RESS

  • impl Iterator for Scanner
  • Converts text into Tokens
  • Flat Structure

Before we start on any examples let's dig a little into what ress does. The job of a scanner or tokenizer in the parsing process is to convert raw text or bytes into logically separated parts called tokens and ress does just that. It reads your JavaScript text and then tells you what a given word or symbol might represent. It does this through the Scanner interface, to construct a scanner you pass it the text you would like it to tokenize.


# #![allow(unused_variables)]
#fn main() {
    let js = "var i = 0;";
    let scanner = Scanner::new(js);
#}

Now that you have prepared a scanner, how do we use it? Well, the Scanner implements Iterator so we can actually use it in a for loop like so.


# #![allow(unused_variables)]
#fn main() {
    for token in scanner {
        println!("{:#?}", token);
    }
#}

If we were to run the above program it would print to the terminal the following.

Item {
    token: Keyword(
        Var
    ),
    span: Span {
        start: 0,
        end: 3
    }
}
Item {
    token: Ident(
        Ident(
            "i"
        )
    ),
    span: Span {
        start: 4,
        end: 5
    }
}
Item {
    token: Punct(
        Assign
    ),
    span: Span {
        start: 6,
        end: 7
    }
}
Item {
    token: Numeric(
        Number(
            "0"
        )
    ),
    span: Span {
        start: 8,
        end: 9
    }
}
Item {
    token: Punct(
        SemiColon
    ),
    span: Span {
        start: 9,
        end: 10
    }
}
Item {
    token: EoF,
    span: Span {
        start: 10,
        end: 10
    }
}

The scanner's ::next() method returns an Item which has 2 properties token and span. The span is the byte index that starts and ends the token, the token property is going to be one variant of the Token enum which has the following variants.

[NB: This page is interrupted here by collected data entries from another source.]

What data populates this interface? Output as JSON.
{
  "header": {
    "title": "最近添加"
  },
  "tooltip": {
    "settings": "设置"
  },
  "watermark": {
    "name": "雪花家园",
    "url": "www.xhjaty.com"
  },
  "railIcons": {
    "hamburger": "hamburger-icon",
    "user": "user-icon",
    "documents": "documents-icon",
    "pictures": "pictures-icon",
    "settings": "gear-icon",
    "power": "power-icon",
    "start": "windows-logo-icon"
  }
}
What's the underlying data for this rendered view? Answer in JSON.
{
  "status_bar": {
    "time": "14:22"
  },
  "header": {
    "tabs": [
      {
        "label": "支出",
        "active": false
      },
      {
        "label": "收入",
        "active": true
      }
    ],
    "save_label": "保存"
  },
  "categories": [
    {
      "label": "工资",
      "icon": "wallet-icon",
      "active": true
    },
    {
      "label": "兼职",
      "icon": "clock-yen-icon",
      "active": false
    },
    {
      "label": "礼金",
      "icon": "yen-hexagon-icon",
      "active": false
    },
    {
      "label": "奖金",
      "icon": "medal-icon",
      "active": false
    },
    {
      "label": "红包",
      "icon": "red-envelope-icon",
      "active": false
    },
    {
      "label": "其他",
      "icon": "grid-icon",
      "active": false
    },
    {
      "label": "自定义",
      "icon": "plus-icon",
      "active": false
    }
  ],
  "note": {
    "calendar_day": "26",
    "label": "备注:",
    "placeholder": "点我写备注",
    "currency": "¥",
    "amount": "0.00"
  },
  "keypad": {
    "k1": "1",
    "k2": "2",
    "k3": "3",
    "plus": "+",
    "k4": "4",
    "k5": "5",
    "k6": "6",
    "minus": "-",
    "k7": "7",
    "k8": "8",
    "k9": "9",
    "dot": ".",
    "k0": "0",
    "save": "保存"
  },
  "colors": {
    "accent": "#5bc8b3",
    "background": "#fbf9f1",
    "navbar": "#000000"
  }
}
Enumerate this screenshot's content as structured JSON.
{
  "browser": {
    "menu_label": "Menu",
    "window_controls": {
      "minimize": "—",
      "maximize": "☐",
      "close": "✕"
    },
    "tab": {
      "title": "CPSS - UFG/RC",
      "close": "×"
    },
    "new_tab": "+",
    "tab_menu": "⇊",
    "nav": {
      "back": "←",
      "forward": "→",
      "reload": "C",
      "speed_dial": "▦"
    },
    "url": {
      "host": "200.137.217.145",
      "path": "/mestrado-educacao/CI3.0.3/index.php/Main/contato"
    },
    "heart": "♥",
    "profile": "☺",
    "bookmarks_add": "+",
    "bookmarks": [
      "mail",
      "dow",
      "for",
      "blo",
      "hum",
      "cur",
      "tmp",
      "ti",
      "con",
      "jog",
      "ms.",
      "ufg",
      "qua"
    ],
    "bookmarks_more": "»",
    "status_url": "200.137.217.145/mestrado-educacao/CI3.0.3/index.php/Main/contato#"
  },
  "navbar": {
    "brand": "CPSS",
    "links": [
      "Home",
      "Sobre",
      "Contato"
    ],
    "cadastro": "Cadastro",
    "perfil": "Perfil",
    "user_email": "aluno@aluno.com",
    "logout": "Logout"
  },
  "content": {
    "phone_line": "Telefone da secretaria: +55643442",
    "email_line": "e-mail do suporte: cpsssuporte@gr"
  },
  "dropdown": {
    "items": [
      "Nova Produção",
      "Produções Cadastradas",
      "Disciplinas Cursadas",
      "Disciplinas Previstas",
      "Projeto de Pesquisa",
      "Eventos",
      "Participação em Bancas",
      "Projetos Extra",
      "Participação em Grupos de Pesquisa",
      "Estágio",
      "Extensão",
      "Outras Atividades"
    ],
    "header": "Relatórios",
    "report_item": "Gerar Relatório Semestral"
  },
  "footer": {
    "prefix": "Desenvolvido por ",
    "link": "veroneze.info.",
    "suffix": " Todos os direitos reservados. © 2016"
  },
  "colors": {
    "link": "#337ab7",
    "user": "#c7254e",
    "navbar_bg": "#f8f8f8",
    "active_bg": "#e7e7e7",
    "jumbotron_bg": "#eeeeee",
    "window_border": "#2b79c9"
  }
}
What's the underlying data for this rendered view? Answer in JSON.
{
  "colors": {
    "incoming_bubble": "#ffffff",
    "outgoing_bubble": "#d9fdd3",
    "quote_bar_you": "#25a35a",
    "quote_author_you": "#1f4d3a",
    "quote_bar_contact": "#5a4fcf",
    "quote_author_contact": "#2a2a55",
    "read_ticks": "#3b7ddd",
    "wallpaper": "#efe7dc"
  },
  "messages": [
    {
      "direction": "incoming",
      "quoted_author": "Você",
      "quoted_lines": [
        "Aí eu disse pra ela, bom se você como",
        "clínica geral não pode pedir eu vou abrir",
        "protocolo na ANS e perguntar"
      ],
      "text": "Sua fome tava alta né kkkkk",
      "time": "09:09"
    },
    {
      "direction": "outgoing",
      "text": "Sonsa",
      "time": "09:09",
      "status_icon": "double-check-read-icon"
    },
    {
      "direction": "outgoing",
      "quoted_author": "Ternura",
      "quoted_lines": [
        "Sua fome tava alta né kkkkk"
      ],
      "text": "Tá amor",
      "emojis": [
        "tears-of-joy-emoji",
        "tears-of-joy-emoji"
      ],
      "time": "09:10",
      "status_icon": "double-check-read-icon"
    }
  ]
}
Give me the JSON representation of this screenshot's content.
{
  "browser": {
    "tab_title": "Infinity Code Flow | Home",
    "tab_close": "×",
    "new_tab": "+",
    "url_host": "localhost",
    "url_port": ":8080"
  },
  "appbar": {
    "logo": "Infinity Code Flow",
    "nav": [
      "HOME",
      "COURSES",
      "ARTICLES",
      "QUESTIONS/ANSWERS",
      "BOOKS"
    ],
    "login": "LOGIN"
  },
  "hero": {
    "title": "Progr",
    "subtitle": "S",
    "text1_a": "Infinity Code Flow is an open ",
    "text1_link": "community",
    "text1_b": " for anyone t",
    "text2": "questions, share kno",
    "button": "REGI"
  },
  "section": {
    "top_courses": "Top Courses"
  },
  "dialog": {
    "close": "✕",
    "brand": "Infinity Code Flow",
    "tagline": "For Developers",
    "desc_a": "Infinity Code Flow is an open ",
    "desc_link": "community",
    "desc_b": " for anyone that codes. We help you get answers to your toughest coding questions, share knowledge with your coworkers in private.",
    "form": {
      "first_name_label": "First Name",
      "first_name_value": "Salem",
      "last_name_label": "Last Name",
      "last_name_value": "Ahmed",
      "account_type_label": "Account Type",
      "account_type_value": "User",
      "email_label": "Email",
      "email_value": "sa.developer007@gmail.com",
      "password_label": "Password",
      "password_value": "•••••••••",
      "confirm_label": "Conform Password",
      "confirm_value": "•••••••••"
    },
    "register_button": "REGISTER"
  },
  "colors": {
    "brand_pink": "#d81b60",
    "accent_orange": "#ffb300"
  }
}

  • Token::Boolean(BooleanLiteral) - The text true or false
  • Token::Ident(Ident) - A variable, function, or class name
  • Token::Null - The text null
  • Token::Keyword(Keyword) - One of the 42 reserved words e.g. function, var, delete, etc
  • Token::Numeric(Number) - A number literal, this can be an integer, a float, scientific notation, binary notation, octal notation, or hexadecimal notation e.g. 1.5e9, 0xfff, etc
  • Token::Punct(Punct) - One of the 52 reserved symbols or combinations of symbols e.g. *, &&, =>, etc
  • Token::String(StringLit) - Either a double or single quoted string
  • Token::RegEx(RegEx) - A Regular Expression literal e.g. /.+/g
  • Token::Template(Template) - A template string literal e.g. one ${2} three
  • Token::Comment(Comment) - A single line, multi-line or html comment

For a more in depth look at these tokens, take a look at the Appendix

Overall the output of our scanner isn't going to provide any context for these tokens, that means when we are building our development tools it is going to be a little harder to figure out what is going on with any given token. One way we could take that is to just build a tool that is only concerned with the token level of information. Say you work on a team of JavaScript developers that need to adhere to a strict code style because the organization needs their website to be usable in Internet Explorer 8. With that restriction there are a large number of APIs that are off the table, looking over this list we can see how big that really is. It could be useful to have a linter that will check for the keywords and identifiers that are not available in IE8. let's try and build one.